Ultranationalist race-hate leader gets suspended sentence
A Moscow court has sentenced nationalist leader Aleksandr “Belov” Potkin to one and a half year’s imprisonment, suspended over two years. He has been found guilty of inciting ethnic hatred and violence.
Belov said he would challenge the sentence within ten days. “I will soon study the court protocol and challenge the verdict,” he said.
The former leader of the nationalist Movement Against Illegal Immigration (known by the acronym DPNI in Russian) Aleksandr Potkin, better known by his alias Aleksandr Belov, is the face of Russia's ultra right.
The charges of incitement of ethnic or racial hatred against him were based on statements Belov made in November 2007 at a march to celebrate Russia's Day of National Unity.
It led to his resignation as leader of the DPNI. The 33-year-old says he's innocent, but migrants’ rights activists disagree.
“They committed a crime. The main thing to mention is of course the Kondopoga riots. We were the first to announce that it was Aleksandr Belov-Potkin who gathered his followers from all over Russia inciting them to come to Kondopoga and attack the immigrants,” said activist Kanildzan Kalandarov.
Founded in 2002, the DPNI quickly became the leading nationalist movement. It survived while other ultranationalist parties had been banned or dissolved.

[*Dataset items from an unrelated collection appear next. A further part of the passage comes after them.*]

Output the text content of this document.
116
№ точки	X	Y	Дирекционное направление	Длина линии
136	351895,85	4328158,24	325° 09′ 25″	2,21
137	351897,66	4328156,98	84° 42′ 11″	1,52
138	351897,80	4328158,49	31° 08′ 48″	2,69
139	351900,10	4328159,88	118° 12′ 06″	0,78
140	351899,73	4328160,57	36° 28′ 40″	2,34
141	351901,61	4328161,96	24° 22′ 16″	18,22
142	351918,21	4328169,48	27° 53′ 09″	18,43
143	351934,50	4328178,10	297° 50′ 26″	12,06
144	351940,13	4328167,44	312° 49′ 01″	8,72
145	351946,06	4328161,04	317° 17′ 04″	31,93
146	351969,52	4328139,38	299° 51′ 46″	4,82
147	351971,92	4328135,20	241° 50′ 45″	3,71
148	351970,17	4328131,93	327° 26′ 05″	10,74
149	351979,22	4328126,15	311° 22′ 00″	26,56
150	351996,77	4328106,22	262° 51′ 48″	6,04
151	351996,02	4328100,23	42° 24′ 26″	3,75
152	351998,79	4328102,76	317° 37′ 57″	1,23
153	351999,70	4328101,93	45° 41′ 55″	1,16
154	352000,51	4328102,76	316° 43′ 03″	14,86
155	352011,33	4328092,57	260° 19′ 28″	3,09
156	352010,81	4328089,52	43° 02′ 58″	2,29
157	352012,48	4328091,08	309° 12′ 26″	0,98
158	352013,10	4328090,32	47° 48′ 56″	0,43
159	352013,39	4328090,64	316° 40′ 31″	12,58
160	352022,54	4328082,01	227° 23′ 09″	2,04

Belov himself is famous for his actions at the Kondopoga race riots in September 2006. The unrest started after a brawl in a restaurant between Chechens and Slavic nationals that left three Russians dead.
The week-long interethnic conflict in the small northern city left a deep and lasting scar across the country. Aleksandr Belov was accused of being a key participant in the turmoil.
The issue of racial hatred remains a major problem on the streets of Russia.
Umed, a migrant from Tajikistan, was attacked when he was walking with his wife and son.
“Unfortunately cases like mine do happen in Russia. People get attacked, injured and even murdered sometimes. I think more should be done to protect innocent people,” he said.